Conservatives’ Tax Strategy: Use Economic Fears to Cut Taxes for the Wealthy
Posted on October 23, 2012

Congressional conservatives have revealed their negotiating strategy for dealing with the fiscal cliff slope: scare the public and congressional Democrats into a deal that reduces the deficit through spending cuts alone. These fears have been blown out of proportion. A fiscal Armageddon will not happen on Jan. 1, 2013.
Senate Majority Leader Mitch McConnell (R-KY) and House Speaker John Boehner (R-OH) tipped their strategy when they responded to a speech by Sen. Chuck Schumer (D-NY), who called on Democrats to fight to retain Clinton-era income tax levels for upper-income households. Schumer urged Democrats to allow the top two income tax brackets to revert back to 36 and 39.6 percent (from their current levels – 33 and 35 percent) and to increase the capital gains tax rate to some level below 40 percent (from today’s 15 percent).
McConnell quickly responded in a press release accusing Schumer of endorsing “Thelma & Louise economics” and of “hold[ing] the economy hostage to massive, job-killing tax hikes.” In a column posted on his website, Boehner repeated McConnell’s charge that Democrats’ insistence that tax rates on the wealthy return to Clinton-era levels is a “Thelma & Louise” approach to economics.
McConnell’s and Boehner’s reference to “Thelma and Louise,” a movie that ends with the titular characters driving off a cliff, is intended to escalate fear. The “fiscal cliff” is a term invented to describe the combined impact of allowing tax rates to rise across all income levels while $110 billion in across-the-board federal spending cuts (or “sequestration”) kick in on Jan. 1, 2013. However, because of the way tax and spending policies work, sequestration and the expiration of tax cuts can be reversed, and the impact felt in January could be minimal. The fiscal “cliff” is more like a fiscal slope.
In a recent report, the Center on Budget and Policy Priorities (CBPP) asserts that it would be a “serious mistake and an unnecessary step” to respond to the fiscal cliff rhetoric “by simply extending current policies and postponing the hard decisions needed to restore long-term fiscal stability.” CBPP notes that if all the Bush tax cuts were allowed to expire, the impact on workers’ take home pay would be limited; the average $900 higher tax withholding would be spread out over twelve months. Other analysts, including former OMB official Barry Anderson, have publicly noted that the Obama administration could choose not to adjust tax withholding rates, further limiting the impact of the scheduled income tax increase.

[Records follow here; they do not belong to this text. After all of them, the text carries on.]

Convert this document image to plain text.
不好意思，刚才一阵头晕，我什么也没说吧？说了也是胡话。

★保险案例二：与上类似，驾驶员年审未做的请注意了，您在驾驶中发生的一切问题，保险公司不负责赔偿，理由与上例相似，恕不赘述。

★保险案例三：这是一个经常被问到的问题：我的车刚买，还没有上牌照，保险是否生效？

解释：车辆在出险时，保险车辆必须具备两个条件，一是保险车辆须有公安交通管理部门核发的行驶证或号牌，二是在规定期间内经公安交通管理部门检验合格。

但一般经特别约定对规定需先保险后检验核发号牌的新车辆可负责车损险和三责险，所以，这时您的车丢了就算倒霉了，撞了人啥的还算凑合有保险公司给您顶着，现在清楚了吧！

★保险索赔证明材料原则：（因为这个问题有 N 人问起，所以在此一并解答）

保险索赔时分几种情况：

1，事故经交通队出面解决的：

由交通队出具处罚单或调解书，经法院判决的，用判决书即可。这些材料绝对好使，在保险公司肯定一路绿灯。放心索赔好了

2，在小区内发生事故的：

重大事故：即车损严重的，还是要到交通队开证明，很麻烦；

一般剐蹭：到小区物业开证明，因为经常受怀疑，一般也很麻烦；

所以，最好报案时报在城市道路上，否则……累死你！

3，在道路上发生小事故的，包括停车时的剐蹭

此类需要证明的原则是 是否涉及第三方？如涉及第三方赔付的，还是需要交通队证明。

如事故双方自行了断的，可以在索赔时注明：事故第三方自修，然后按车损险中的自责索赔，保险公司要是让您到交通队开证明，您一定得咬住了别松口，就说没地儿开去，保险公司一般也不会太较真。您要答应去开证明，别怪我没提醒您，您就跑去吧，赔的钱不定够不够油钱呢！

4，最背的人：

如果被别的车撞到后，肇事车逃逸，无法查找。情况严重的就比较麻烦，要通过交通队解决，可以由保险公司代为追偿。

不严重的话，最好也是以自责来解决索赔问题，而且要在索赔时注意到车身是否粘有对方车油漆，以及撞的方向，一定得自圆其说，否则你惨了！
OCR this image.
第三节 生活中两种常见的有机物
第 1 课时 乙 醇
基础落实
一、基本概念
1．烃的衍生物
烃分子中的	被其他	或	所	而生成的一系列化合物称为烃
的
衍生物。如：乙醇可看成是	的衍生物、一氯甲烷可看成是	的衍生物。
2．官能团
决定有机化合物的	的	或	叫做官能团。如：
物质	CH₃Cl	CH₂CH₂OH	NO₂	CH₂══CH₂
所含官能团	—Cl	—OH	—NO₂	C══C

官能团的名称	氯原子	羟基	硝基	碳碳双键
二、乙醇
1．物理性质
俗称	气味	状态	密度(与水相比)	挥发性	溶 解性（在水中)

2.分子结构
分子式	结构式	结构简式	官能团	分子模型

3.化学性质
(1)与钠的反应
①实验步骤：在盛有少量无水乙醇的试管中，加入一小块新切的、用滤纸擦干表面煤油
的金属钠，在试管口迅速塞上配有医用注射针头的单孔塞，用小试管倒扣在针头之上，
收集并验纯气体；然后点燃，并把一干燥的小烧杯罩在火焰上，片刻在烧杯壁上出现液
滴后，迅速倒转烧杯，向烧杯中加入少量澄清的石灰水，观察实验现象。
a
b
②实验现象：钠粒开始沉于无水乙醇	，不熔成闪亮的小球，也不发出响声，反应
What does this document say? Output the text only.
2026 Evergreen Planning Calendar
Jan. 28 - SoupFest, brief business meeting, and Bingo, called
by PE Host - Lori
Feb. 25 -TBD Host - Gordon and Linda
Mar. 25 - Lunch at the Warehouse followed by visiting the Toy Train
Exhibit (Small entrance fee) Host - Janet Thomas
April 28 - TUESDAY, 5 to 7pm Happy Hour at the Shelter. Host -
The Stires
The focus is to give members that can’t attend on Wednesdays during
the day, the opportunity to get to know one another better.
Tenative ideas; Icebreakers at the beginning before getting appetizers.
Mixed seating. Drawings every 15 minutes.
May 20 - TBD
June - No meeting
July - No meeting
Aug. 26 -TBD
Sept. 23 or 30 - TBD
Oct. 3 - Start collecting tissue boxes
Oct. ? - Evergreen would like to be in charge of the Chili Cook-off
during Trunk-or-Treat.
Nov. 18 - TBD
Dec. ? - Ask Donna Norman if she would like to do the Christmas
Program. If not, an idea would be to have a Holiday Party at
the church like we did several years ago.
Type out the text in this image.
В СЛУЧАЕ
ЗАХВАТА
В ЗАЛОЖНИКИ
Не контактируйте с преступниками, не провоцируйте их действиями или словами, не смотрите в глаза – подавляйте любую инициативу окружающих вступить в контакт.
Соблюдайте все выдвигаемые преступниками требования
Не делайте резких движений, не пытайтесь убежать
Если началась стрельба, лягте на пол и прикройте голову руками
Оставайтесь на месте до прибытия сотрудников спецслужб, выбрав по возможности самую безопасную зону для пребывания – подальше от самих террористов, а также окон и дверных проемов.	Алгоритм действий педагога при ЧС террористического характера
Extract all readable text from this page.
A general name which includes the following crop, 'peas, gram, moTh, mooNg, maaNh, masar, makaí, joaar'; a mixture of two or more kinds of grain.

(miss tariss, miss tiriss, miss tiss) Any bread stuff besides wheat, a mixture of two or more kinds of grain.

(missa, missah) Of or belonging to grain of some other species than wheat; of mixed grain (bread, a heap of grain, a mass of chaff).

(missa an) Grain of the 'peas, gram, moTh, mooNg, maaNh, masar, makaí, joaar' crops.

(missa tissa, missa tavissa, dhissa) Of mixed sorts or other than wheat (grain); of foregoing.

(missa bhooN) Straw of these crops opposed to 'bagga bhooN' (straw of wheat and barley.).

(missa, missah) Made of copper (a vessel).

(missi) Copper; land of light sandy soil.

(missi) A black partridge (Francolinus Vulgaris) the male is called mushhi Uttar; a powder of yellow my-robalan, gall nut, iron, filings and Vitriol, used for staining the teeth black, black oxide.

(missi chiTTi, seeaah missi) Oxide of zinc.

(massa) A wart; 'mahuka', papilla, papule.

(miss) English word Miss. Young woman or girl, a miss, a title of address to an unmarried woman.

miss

On the spending side, while a full-year sequester would produce significant cuts in defense and many non-defense programs, OMB has significant latitude to delay much of this impact if the administration chooses to do so. The administration could continue to operate many federal programs at the non-sequestered rate of spending, so services like the National Parks and the Federal Bureau of Investigation (FBI) might not experience any interruption in funding for several weeks. If a new budget agreement is reached in early 2013, it will likely retroactively cancel sequestration, negating the impact of the required cuts.
Federal contractors may not feel the impact of reduced budget authority for “several months,” according to the Defense Department. For federal contracts signed in fiscal year (FY) 2012, contractors would receive payment for those contracts in 2013. In a letter to the National Defense Industrial Association, Richard Ginman, the Director of the Pentagon’s Defense Procurement and Acquisition Policy wrote:
Most department contracts are fully funded; because they are obligated from FY 2012 and prior year funding, they would not be affected by sequestration. For contracts in place that are incrementally funded, any action to adjust funding levels would likely occur, if it occurred at all, several months after sequestration.
On Jan. 1, 2013, there will be no drop from a fiscal policy cliff. There may be a slow rolling down a hill, but we can return to its crest through appropriate fiscal policies. The overheated rhetoric of McConnell and Boehner’s reactions are designed to create an atmosphere of crisis in order to push panicked Democrats into a deficit-cutting deal that minimizes revenue increases and maximizes spending cuts. Congressional dealmakers should recognize that Jan. 1, 2013 will not bring economic calamity if a deficit deal has not been reached.